As for my contributions: When I started TRT, it was not an easy experience. I had the hyper sexuality, followed by the estrogen crash and the shrinking aching testes. Got hCG but E2=37 was a good case of estrogen poisoning for me. The I got to T+AI+hCG and ended up with E2=28 and I was transformed! Increased anastrozole to get to E2=22pg/ml using the very easy calculation that I came up with. That seemed intuitively for this engineer with a modulation competitive drugs and the same logic also dictated that the anastrozole dose requirement has a linear relation to serum T levels and from there that means a linear dose relationship to the testosterone dose.

I have been motivated to take the mystery out of these issues by making recommendations. I also am motivated to have guys understand the issues in a way that makes their doctors look stupid in comparison, which is not hard to do. I guess that I am providing all of the support and knowledge that I wish that I had from the get go.
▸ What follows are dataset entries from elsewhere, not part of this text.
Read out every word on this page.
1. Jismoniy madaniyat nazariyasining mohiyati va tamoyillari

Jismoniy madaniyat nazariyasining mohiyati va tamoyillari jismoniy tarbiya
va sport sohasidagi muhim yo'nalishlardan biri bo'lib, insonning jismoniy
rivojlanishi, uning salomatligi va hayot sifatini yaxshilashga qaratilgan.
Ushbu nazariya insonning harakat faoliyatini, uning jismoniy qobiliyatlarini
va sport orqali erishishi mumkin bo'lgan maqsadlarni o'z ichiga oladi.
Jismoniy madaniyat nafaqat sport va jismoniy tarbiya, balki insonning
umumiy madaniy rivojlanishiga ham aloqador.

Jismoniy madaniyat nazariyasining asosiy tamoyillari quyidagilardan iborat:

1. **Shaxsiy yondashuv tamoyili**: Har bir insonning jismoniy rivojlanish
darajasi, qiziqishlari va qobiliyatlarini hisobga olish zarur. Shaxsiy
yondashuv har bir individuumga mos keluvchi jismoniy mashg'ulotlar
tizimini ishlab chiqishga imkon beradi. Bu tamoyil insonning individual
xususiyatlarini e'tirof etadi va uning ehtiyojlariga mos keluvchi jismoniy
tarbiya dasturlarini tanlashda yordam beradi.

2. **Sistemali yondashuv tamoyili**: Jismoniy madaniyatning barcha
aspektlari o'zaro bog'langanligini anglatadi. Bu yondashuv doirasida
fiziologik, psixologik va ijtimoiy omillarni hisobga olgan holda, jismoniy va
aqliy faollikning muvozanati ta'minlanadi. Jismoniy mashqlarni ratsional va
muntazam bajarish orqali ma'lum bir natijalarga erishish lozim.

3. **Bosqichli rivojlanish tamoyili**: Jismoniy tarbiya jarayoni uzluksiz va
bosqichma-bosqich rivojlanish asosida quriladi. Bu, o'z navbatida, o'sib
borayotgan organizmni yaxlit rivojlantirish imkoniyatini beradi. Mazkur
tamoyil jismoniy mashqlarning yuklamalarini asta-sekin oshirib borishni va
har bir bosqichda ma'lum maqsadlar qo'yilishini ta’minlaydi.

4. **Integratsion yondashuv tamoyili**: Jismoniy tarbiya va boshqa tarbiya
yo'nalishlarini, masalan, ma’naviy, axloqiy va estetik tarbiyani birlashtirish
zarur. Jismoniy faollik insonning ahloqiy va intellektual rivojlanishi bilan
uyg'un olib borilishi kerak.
Unfortunately, many guys find their way here after a SNFUBAR/SNAFU/FUBAR experience.

After finding out what was on most sites where TRT was discussed, I got sick of the bro-science and bull shit. People who come to T-Nation just seem to be more mature, educated and intelligent. What was found on most steroid BB’s was also lame. And the nonsense I used to see about PCT was very discouraging; that seems to have improved as clearer minds have prevailed.

On Crisler’s method, it seemed a bit hokey to me. He recommends to not pinch your skin before Subq, which seemed like a recipe for trouble to me. But, he does show the method and explain his reasons. I appreciate him as I do you, in that you both forward the acceptance and science of TRT.
I have noticed TRT clinics growing nationwide that offer T + AI + HCG, If they are offering that protocol with good follow up, along with labs and adjustments I think it will be a good thing for men everywhere (and the people in their lives).

Crisler is full of shit…and full of himself (so what does that make him?)…

the man is a convicted woman beater for christ’s sake. if anybody cane read his most recent insane ramblings about that case, and still continue to take him seriously, they may need a mental evaluation themselves.

I love your bluntness VT you crack me up. And you are right, Crisler does come off like a complete toolbox.